O vínculo obrigacional se decompõe em dois momentos distintos: Schuld (débito) e Haftung (responsabilidade). Schuld é o dever legal de cumprimento espontâneo da prestação. Caso o débito não seja cumprido espontaneamente, surge a prerrogativa ao credor de intervir no patrimônio do devedor (Haftung).
JUDITH MARTINS-COSTA reconhece que mesmo sendo mais bem acabada a definição de obrigação com o processo, “os autores não deixaram de levar em conta nas suas formulações o dualismo, tentando integrar os novos elementos propostos na idéia de relação obrigacional, o que veio a provocar a revalorização das doutrinas pessoalistas” (Op. cit, p. 20).
Nesse sentido, com a contribuição da teoria dualista, percebemos que o perdão da dívida, ou seja sua remissão, diminui o valor do débito como um todo. Atinge Schuld. Assim, se tivermos cinco devedores solidários da importância de R$ 100.000,00, caso o credor perdoe um dos devedores, o valor da dívida passa a ser de R$ 80.000,00 (art. 388 do CC).
Por outro lado, a renúncia da solidariedade não implica em diminuição do valor do débito. A solidariedade é uma garantia que tem o credor de demandar um ou alguns dos devedores por parte da dívida ou pela dívida toda (art. 264 do CC). A renúncia da solidariedade apenas acaba com a garantia (Haftung). Assim, se tivermos cinco devedores solidários da importância de R$ 100.000,00, caso o credor renuncie à solidariedade com relação a todos, o valor da dívida ainda será de R$ 100.000,00, só que a obrigação passa a ser divisível e cada devedor só responderá pela sua quota-parte (art. 257 do CC).
Caso a renúncia da solidariedade ocorra com relação a um dos devedores solidários, estariam os demais devedores liberados quanto à quota do devedor em favor de quem se operou a renúncia ou continuam a respondem pela dívida toda?
Para a resposta da questão formaram-se duas correntes:
- MARIA HELENA DINIZ entende que “ao credor, para que possa demandar os co-devedores solidários remanescentes, cumpre abater na dívida a quantia alusiva à parte devida pelo que foi liberado da solidariedade (...) Ter-se-á, então, uma dupla obrigação: a simples, em que o devedor beneficiado passará a ser sujeito passivo,e a solidária atinente aos demais devedores” (Curso de Direito Civil brasileiro, v. 2, 19ª edição, Editora Saraiva, 2004, p.174). Segue a corrente em questão FLÁVIO TARTUCE (Concursos públicos, v. 2, Editora Método, 2005, p.89)

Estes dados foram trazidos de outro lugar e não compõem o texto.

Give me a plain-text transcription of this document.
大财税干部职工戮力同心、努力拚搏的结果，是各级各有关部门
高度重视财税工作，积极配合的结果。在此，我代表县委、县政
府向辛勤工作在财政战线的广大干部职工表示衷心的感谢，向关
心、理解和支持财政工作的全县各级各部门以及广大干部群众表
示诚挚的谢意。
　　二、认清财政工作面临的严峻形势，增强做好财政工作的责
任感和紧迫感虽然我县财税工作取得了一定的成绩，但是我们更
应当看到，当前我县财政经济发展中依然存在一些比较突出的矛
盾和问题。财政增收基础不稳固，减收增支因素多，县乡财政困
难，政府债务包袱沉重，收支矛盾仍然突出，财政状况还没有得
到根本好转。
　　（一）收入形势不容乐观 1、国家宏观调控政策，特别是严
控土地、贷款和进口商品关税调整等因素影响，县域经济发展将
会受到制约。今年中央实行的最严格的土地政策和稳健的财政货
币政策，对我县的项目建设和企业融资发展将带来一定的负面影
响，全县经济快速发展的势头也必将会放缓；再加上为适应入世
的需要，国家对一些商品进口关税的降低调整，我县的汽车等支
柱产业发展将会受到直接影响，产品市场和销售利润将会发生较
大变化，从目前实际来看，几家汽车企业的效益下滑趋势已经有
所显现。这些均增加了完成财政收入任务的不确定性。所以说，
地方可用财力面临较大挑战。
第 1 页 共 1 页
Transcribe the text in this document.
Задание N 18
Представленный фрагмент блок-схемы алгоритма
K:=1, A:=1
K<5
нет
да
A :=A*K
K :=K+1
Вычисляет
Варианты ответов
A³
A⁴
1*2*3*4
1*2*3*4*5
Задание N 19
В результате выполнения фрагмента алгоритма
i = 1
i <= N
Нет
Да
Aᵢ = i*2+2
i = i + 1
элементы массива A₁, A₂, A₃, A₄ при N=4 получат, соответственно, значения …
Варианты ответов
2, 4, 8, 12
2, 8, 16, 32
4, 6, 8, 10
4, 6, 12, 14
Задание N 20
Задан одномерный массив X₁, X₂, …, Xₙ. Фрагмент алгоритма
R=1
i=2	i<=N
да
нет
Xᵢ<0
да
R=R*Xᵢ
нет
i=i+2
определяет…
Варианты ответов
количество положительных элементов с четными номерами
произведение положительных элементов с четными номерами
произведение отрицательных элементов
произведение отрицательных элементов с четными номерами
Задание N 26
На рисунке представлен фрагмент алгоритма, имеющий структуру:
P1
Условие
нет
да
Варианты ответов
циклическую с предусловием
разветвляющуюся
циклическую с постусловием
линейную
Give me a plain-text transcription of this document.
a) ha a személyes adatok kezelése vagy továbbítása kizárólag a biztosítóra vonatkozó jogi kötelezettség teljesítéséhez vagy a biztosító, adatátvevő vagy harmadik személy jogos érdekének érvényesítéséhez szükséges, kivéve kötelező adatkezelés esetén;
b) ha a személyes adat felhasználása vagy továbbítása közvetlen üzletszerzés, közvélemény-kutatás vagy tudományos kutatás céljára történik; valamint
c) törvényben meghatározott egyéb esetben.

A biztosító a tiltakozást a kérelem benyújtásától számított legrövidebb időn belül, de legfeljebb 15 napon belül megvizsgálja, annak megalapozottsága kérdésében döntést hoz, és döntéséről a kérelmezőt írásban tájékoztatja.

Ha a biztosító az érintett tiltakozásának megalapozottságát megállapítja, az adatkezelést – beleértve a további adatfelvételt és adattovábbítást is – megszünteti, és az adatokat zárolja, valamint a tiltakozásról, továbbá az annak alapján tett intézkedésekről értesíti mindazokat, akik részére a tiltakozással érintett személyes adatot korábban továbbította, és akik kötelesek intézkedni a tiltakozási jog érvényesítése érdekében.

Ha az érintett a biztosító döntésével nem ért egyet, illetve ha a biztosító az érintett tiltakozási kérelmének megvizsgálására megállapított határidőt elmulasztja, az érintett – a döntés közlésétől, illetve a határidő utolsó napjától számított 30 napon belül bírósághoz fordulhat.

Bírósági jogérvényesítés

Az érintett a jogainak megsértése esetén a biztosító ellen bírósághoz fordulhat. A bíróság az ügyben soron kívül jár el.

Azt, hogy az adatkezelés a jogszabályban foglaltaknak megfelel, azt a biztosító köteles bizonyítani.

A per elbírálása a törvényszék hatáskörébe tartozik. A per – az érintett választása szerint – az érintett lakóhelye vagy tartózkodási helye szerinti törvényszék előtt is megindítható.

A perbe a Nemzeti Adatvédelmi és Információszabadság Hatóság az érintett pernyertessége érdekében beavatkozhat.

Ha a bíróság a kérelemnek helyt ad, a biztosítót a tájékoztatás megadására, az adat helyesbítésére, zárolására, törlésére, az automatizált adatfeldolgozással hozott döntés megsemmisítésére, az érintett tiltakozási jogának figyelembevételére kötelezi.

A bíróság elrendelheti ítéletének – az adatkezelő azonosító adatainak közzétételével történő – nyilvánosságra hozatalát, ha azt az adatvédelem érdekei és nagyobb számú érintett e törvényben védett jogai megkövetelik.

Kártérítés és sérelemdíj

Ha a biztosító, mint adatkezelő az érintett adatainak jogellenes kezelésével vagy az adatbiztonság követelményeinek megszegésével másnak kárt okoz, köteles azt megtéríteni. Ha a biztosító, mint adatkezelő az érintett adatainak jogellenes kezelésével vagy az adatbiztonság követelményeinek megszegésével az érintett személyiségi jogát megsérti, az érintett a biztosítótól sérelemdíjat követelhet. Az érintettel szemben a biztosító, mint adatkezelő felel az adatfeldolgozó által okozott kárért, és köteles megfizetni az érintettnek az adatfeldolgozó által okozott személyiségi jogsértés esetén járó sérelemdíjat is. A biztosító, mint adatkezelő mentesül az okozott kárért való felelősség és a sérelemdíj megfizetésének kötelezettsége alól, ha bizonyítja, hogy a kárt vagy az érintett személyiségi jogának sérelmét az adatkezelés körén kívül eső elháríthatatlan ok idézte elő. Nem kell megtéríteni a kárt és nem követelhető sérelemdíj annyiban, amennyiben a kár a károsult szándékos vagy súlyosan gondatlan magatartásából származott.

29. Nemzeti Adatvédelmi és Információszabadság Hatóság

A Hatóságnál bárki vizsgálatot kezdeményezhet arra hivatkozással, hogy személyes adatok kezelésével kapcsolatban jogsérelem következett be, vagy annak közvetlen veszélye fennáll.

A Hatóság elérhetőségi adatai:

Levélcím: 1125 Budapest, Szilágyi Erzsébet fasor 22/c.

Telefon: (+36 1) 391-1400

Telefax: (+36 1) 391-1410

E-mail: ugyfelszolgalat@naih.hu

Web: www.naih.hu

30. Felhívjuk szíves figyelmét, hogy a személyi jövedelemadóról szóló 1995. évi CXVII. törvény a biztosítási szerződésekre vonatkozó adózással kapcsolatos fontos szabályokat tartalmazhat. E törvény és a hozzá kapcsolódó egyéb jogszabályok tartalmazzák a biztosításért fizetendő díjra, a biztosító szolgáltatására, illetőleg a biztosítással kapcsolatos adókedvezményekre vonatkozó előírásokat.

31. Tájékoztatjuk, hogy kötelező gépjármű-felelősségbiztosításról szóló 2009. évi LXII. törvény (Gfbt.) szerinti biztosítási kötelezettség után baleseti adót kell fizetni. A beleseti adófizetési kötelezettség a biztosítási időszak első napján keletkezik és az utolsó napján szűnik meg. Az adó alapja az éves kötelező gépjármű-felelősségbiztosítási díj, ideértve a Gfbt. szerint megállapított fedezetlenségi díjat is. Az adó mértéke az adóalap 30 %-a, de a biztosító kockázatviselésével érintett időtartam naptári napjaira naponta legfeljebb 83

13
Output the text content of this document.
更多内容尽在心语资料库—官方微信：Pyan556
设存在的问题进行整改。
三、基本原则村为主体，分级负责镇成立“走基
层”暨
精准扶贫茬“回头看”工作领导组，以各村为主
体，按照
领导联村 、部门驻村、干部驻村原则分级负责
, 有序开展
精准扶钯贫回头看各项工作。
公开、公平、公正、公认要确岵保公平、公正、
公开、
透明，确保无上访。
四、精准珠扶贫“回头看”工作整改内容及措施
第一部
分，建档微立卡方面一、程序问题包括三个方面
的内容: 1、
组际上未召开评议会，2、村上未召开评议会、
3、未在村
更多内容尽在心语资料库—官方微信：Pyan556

- MARIO LUIZ DELGADO e JONES FIGUEIRÊDO ALVES entendem que “mesmo exonerando um ou mais devedores, poderá o credor acionar os demais devedores pela integralidade da dívida, sem necessidade de abatimento. Nada obsta, por óbvio, que aqueles que vierem a pagar sozinhos a dívida por inteiro cobrem, posteriormente, as quotas daqueles que forem exonerados” (Código Civil anotado, Editora Método, 2005, p. 170).
Entendemos que a primeira corrente deva prevalecer. A revogação da parte final do parágrafo único do artigo 912 do Código Civil de 1916 apenas corrige o equívoco de mencionar a remissão de dívida quando cuida de renúncia da solidariedade.
Se quando da renúncia da solidariedade quanto a todos os devedores, a relações obrigacionais que estavam unidas pelo vínculo da solidariedade passam a ser autônomas e a obrigação divisível, a renúncia parcial surte efeito semelhante, liberando um dos devedores solidários do feixe obrigacional passando sua relação a ser autônoma quanto às demais.
O devedor beneficiado pela renúncia não poderá ser cobrado pelo credor de valor superior à sua quota-parte na dívida. Os demais co-devedores, portanto, só poderão ser cobrados abatendo-se à quota daquele beneficiado.
Nesse sentido, foi aprovada proposta de enunciado de nossa autoria que recebeu o número 349 e tem o seguinte teor:
Enunciado 349 - Com a renúncia da solidariedade quanto a apenas um dos devedores solidários, o credor só poderá cobrar do beneficiado a sua quota na dívida, permanecendo a solidariedade quanto aos demais devedores; abatida do débito a quota correspondente aos beneficiados pela renúncia.